Corte Ue boccia 10 anni residenza per reddito cittadinanza ma l’ultima parola spetta alla Consulta
La Corte di giustizia Ue riapre il dossier del reddito di cittadinanza, chiuso faticosamente dal Governo Meloni il 31 dicembre scorso dopo quasi quattro anni di attività prima di essere ora sostituito dal reddito di inclusione. I giudici del Lussemburgo hanno bollato come illegittimo il requisito dei dieci anni di residenza in Italia, gli ultimi due dei quali continuativi, indispensabili per ottenere il sostegno. Per questa via, sostiene la Corte di giustizia, si mette in campo una “discriminazione indiretta” a danno degli stranieri, ipotesi non consentita dalla direttiva 2003/109 (articolo 11, paragrafo 1, lettera d).

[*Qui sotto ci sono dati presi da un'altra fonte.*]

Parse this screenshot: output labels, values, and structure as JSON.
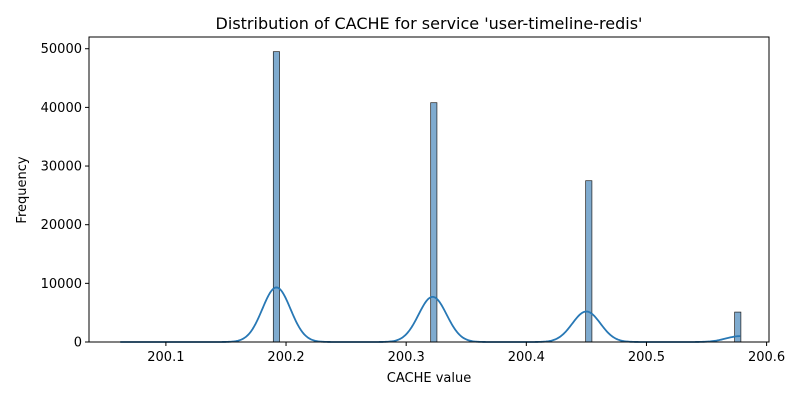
{
  "chart_data": {
    "type": "histogram",
    "title": "Distribution of CACHE for service 'user-timeline-redis'",
    "xlabel": "CACHE value",
    "ylabel": "Frequency",
    "xlim": [
      200.036,
      200.602
    ],
    "ylim": [
      0,
      52000
    ],
    "grid": false,
    "x_ticks": [
      200.1,
      200.2,
      200.3,
      200.4,
      200.5,
      200.6
    ],
    "x_tick_labels": [
      "200.1",
      "200.2",
      "200.3",
      "200.4",
      "200.5",
      "200.6"
    ],
    "y_ticks": [
      0,
      10000,
      20000,
      30000,
      40000,
      50000
    ],
    "y_tick_labels": [
      "0",
      "10000",
      "20000",
      "30000",
      "40000",
      "50000"
    ],
    "bin_width": 0.0052,
    "bars": [
      {
        "x": 200.192,
        "value": 49500
      },
      {
        "x": 200.323,
        "value": 40800
      },
      {
        "x": 200.452,
        "value": 27500
      },
      {
        "x": 200.576,
        "value": 5100
      }
    ],
    "kde": {
      "x_range": [
        200.062,
        200.578
      ],
      "peaks": [
        {
          "center": 200.192,
          "height": 9300,
          "sigma": 0.0117
        },
        {
          "center": 200.322,
          "height": 7700,
          "sigma": 0.0117
        },
        {
          "center": 200.45,
          "height": 5200,
          "sigma": 0.0117
        },
        {
          "center": 200.578,
          "height": 1000,
          "sigma": 0.0117
        }
      ]
    },
    "colors": {
      "bar_fill": "#7fabcf",
      "bar_edge": "#1f1f1f",
      "kde_line": "#2878b5",
      "axis": "#000000"
    }
  }
}
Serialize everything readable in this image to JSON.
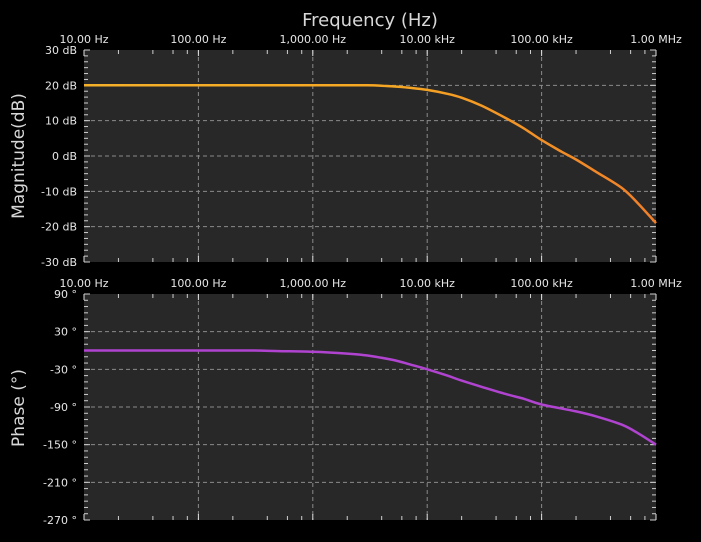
{
  "chart_data": [
    {
      "type": "line",
      "title": "Frequency (Hz)",
      "xlabel": "Frequency (Hz)",
      "ylabel": "Magnitude(dB)",
      "xscale": "log",
      "xlim": [
        10,
        1000000
      ],
      "ylim": [
        -30,
        30
      ],
      "x_tick_labels": [
        "10.00 Hz",
        "100.00 Hz",
        "1,000.00 Hz",
        "10.00 kHz",
        "100.00 kHz",
        "1.00 MHz"
      ],
      "y_tick_values": [
        30,
        20,
        10,
        0,
        -10,
        -20,
        -30
      ],
      "y_tick_labels": [
        "30 dB",
        "20 dB",
        "10 dB",
        "0 dB",
        "-10 dB",
        "-20 dB",
        "-30 dB"
      ],
      "grid": true,
      "series": [
        {
          "name": "Magnitude",
          "color": "#f5a623",
          "color_end": "#f07f2a",
          "x": [
            10,
            100,
            1000,
            3000,
            5000,
            7000,
            10000,
            15000,
            20000,
            30000,
            50000,
            70000,
            100000,
            150000,
            200000,
            300000,
            500000,
            700000,
            1000000
          ],
          "values": [
            20,
            20,
            20,
            20,
            19.7,
            19.3,
            18.7,
            17.6,
            16.5,
            14.2,
            10.5,
            7.8,
            4.5,
            1.2,
            -1.0,
            -4.5,
            -9.0,
            -13.5,
            -19.0
          ]
        }
      ]
    },
    {
      "type": "line",
      "xlabel": "",
      "ylabel": "Phase (°)",
      "xscale": "log",
      "xlim": [
        10,
        1000000
      ],
      "ylim": [
        -270,
        90
      ],
      "x_tick_labels": [
        "10.00 Hz",
        "100.00 Hz",
        "1,000.00 Hz",
        "10.00 kHz",
        "100.00 kHz",
        "1.00 MHz"
      ],
      "y_tick_values": [
        90,
        30,
        -30,
        -90,
        -150,
        -210,
        -270
      ],
      "y_tick_labels": [
        "90 °",
        "30 °",
        "-30 °",
        "-90 °",
        "-150 °",
        "-210 °",
        "-270 °"
      ],
      "grid": true,
      "series": [
        {
          "name": "Phase",
          "color": "#b044d0",
          "x": [
            10,
            100,
            300,
            500,
            1000,
            2000,
            3000,
            5000,
            7000,
            10000,
            15000,
            20000,
            30000,
            50000,
            70000,
            100000,
            200000,
            300000,
            500000,
            700000,
            1000000
          ],
          "values": [
            0,
            0,
            0,
            -1,
            -2,
            -5,
            -8,
            -15,
            -22,
            -30,
            -40,
            -48,
            -58,
            -70,
            -77,
            -86,
            -97,
            -105,
            -118,
            -132,
            -150
          ]
        }
      ]
    }
  ],
  "labels": {
    "title": "Frequency (Hz)",
    "mag_ylabel": "Magnitude(dB)",
    "phase_ylabel": "Phase (°)"
  }
}
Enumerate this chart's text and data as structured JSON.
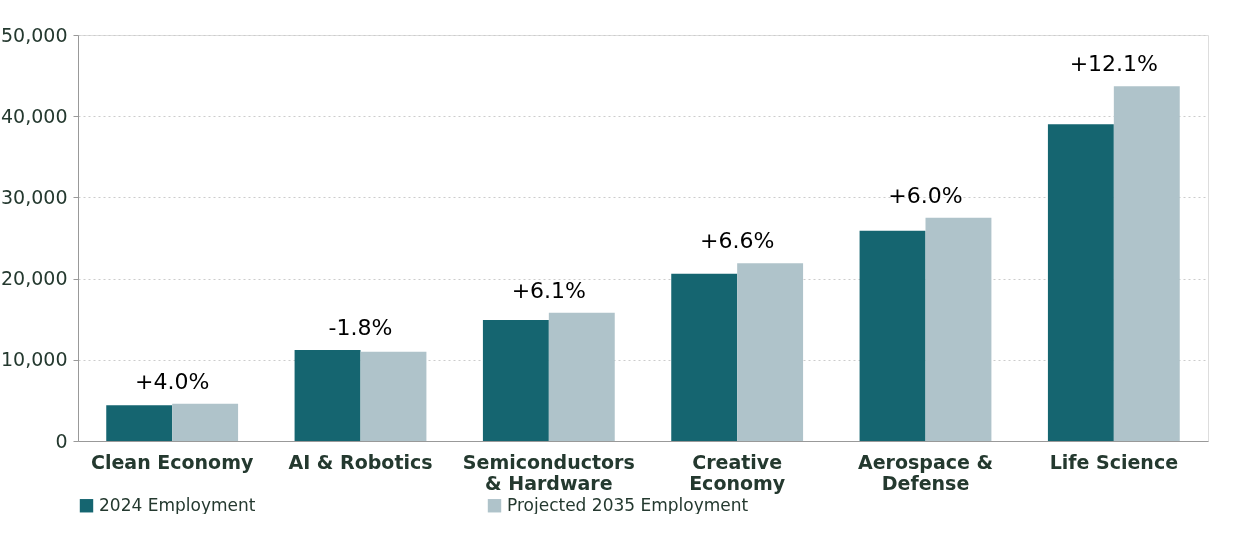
{
  "chart_data": {
    "type": "bar",
    "categories": [
      "Clean Economy",
      "AI & Robotics",
      "Semiconductors\n& Hardware",
      "Creative\nEconomy",
      "Aerospace &\nDefense",
      "Life Science"
    ],
    "series": [
      {
        "name": "2024 Employment",
        "color": "#156570",
        "values": [
          4400,
          11200,
          14900,
          20600,
          25900,
          39000
        ]
      },
      {
        "name": "Projected 2035 Employment",
        "color": "#afc3ca",
        "values": [
          4600,
          11000,
          15800,
          21900,
          27500,
          43700
        ]
      }
    ],
    "ylim": [
      0,
      50000
    ],
    "yticks": [
      0,
      {
        "value": 10000,
        "label": "10,000"
      },
      {
        "value": 20000,
        "label": "20,000"
      },
      {
        "value": 30000,
        "label": "30,000"
      },
      {
        "value": 40000,
        "label": "40,000"
      },
      {
        "value": 50000,
        "label": "50,000"
      }
    ],
    "grid": "y",
    "legend": "bottom",
    "annotations": [
      {
        "text": "+4.0%",
        "x": "Clean Economy",
        "y": 4600
      },
      {
        "text": "-1.8%",
        "x": "AI & Robotics",
        "y": 11200
      },
      {
        "text": "+6.1%",
        "x": "Semiconductors\n& Hardware",
        "y": 15800
      },
      {
        "text": "+6.6%",
        "x": "Creative\nEconomy",
        "y": 21900
      },
      {
        "text": "+6.0%",
        "x": "Aerospace &\nDefense",
        "y": 27500
      },
      {
        "text": "+12.1%",
        "x": "Life Science",
        "y": 43700
      }
    ]
  }
}
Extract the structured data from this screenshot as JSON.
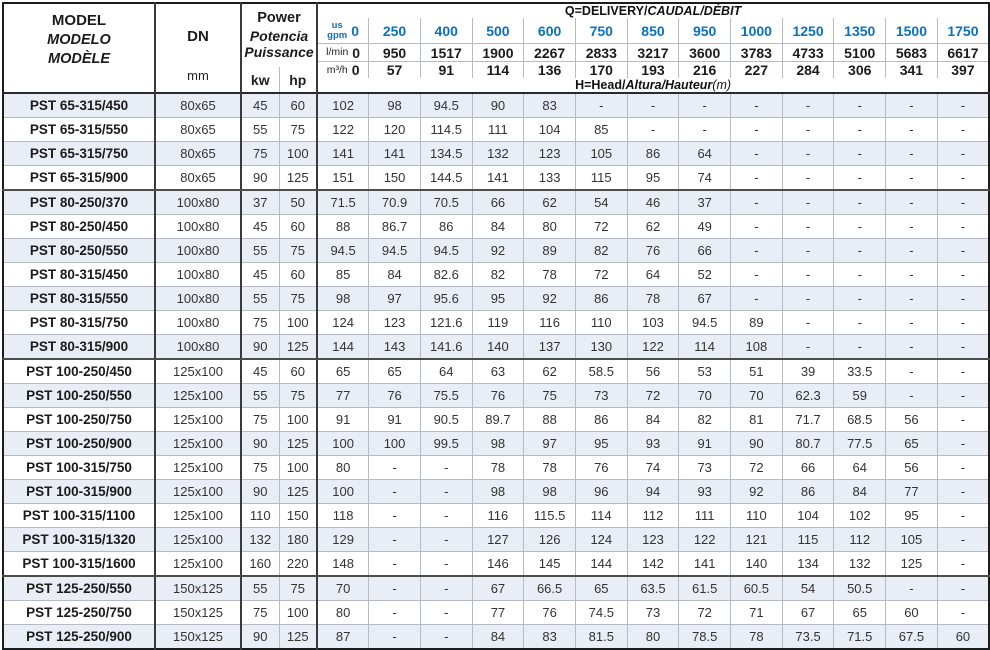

La decisione dei giudici comunitari potenzialmente riapre la strada alle richieste di vedersi riconosciuto reddito o pensione di cittadinanza che fin qui erano state respinte proprio per l’assenza del requisito della residenza decennale. Sono 106mila, secondo il censimento dell’Inps, ma la revisione dei parametri potrebbe almeno in teoria far presentare la domanda anche a chi fin qui non l’ha fatto.
La partita, però, non è ancora definita. Perché l’ultima parola spetta alla Corte costituzionale italiana, dove è pendente la questione di legittimità del requisito della cittadinanza. Su un punto simile, in realtà, i giudici della Consulta si erano già espressi nel 2022, con la sentenza 19 in cui avevano esaminato il parametro del lungo soggiorno. In quell’occasione, anzi, la Corte costituzionale aveva sottolineato che il reddito “non si risolve in una provvidenza assistenziale diretta a soddisfare un bisogno primario dell’individuo, ma persegue diversi e più articolati obiettivi di politica attiva del lavoro e di integrazione sociale”.
La Corte di giustizia ha invece accolto la definizione portata dal Tribunale di Napoli, che ha sollevato la questione vedendo nel reddito di cittadinanza una misura “essenziale” di “protezione sociale”. Sulla legittimità dei requisiti, e quindi anche sul rischio di possibili risarcimenti, l’ultima parola spetterà quindi alla Corte costituzionale italiana.